Minimally Invasive Ivor-Lewis Esophagogastrectomy for Gastric Cardia Cancer

Introduction: Gastric cardia cancer with involvement of the esophagus may require an esophagogastrectomy to obtain negative tumor margins. We have shown that minimally invasive esophagectomy is a safe approach for the treatment of esophageal cancer. We describe the technique of a minimally invasive Ivor Lewis esophagectomy in a patient with a large gastric cardia tumor.
Methods: In the laparoscopic phase, the stomach and distal esophagus were mobilized. The stomach was divided and the gastric conduit was created. The specimen was removed through an extended abdominal port. In the thoracoscopic phase, the esophagus was mobilized and divided. A gastroesophageal anastomosis was created using a circular stapler.

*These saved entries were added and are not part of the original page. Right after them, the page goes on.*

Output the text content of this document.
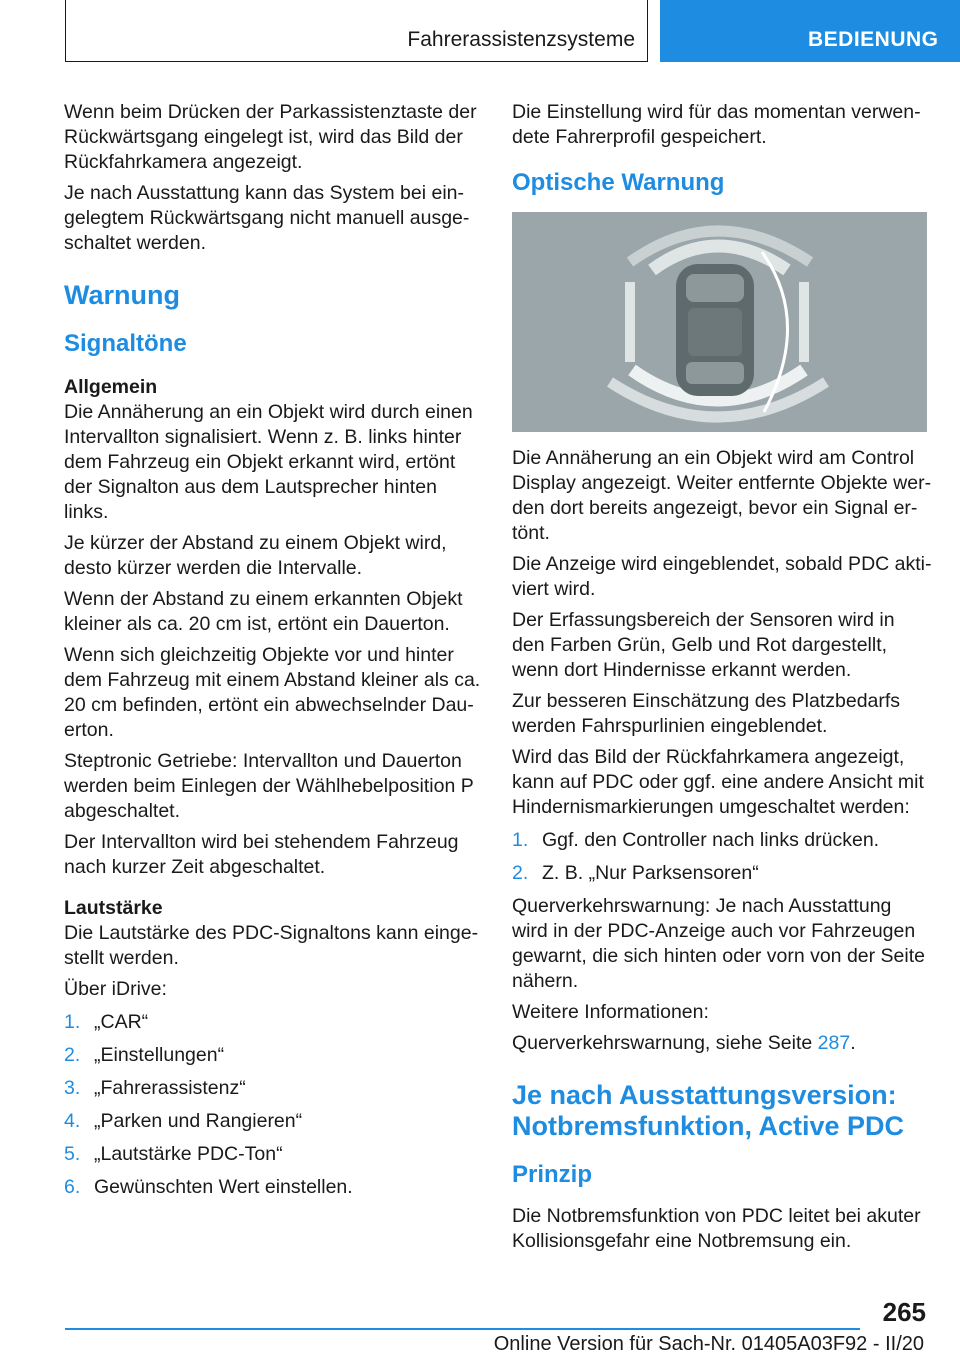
Fahrerassistenzsysteme	BEDIENUNG

Wenn beim Drücken der Parkassistenztaste der Rückwärtsgang eingelegt ist, wird das Bild der Rückfahrkamera angezeigt.

Je nach Ausstattung kann das System bei eingelegtem Rückwärtsgang nicht manuell ausgeschaltet werden.

Warnung
Signaltöne
Allgemein

Die Annäherung an ein Objekt wird durch einen Intervallton signalisiert. Wenn z. B. links hinter dem Fahrzeug ein Objekt erkannt wird, ertönt der Signalton aus dem Lautsprecher hinten links.

Je kürzer der Abstand zu einem Objekt wird, desto kürzer werden die Intervalle.

Wenn der Abstand zu einem erkannten Objekt kleiner als ca. 20 cm ist, ertönt ein Dauerton.

Wenn sich gleichzeitig Objekte vor und hinter dem Fahrzeug mit einem Abstand kleiner als ca. 20 cm befinden, ertönt ein abwechselnder Dauerton.

Steptronic Getriebe: Intervallton und Dauerton werden beim Einlegen der Wählhebelposition P abgeschaltet.

Der Intervallton wird bei stehendem Fahrzeug nach kurzer Zeit abgeschaltet.

Lautstärke

Die Lautstärke des PDC-Signaltons kann eingestellt werden.

Über iDrive:

1. „CAR“
2. „Einstellungen“
3. „Fahrerassistenz“
4. „Parken und Rangieren“
5. „Lautstärke PDC-Ton“
6. Gewünschten Wert einstellen.

Die Einstellung wird für das momentan verwendete Fahrerprofil gespeichert.

Optische Warnung

Die Annäherung an ein Objekt wird am Control Display angezeigt. Weiter entfernte Objekte werden dort bereits angezeigt, bevor ein Signal ertönt.

Die Anzeige wird eingeblendet, sobald PDC aktiviert wird.

Der Erfassungsbereich der Sensoren wird in den Farben Grün, Gelb und Rot dargestellt, wenn dort Hindernisse erkannt werden.

Zur besseren Einschätzung des Platzbedarfs werden Fahrspurlinien eingeblendet.

Wird das Bild der Rückfahrkamera angezeigt, kann auf PDC oder ggf. eine andere Ansicht mit Hindernismarkierungen umgeschaltet werden:

1. Ggf. den Controller nach links drücken.
2. Z. B. „Nur Parksensoren“

Querverkehrswarnung: Je nach Ausstattung wird in der PDC-Anzeige auch vor Fahrzeugen gewarnt, die sich hinten oder vorn von der Seite nähern.

Weitere Informationen:

Querverkehrswarnung, siehe Seite 287.

Je nach Ausstattungsversion: Notbremsfunktion, Active PDC
Prinzip

Die Notbremsfunktion von PDC leitet bei akuter Kollisionsgefahr eine Notbremsung ein.

265
Online Version für Sach-Nr. 01405A03F92 - II/20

Results: The operative time was 3.5 hrs. On postoperative day 2 the patient was transferred to the surgical floor and started on enteral feeds. On postoperative day 4 esophagram was negative for leaks or obstruction. Patient was started on an oral diet and discharged on postoperative day 5.
Conclusion: Minimally invasive Ivor Lewis esophagogastrectomy for the treatment of gastric cardia cancer is technically feasible and safe for the treatment of large gastric cardia tumor.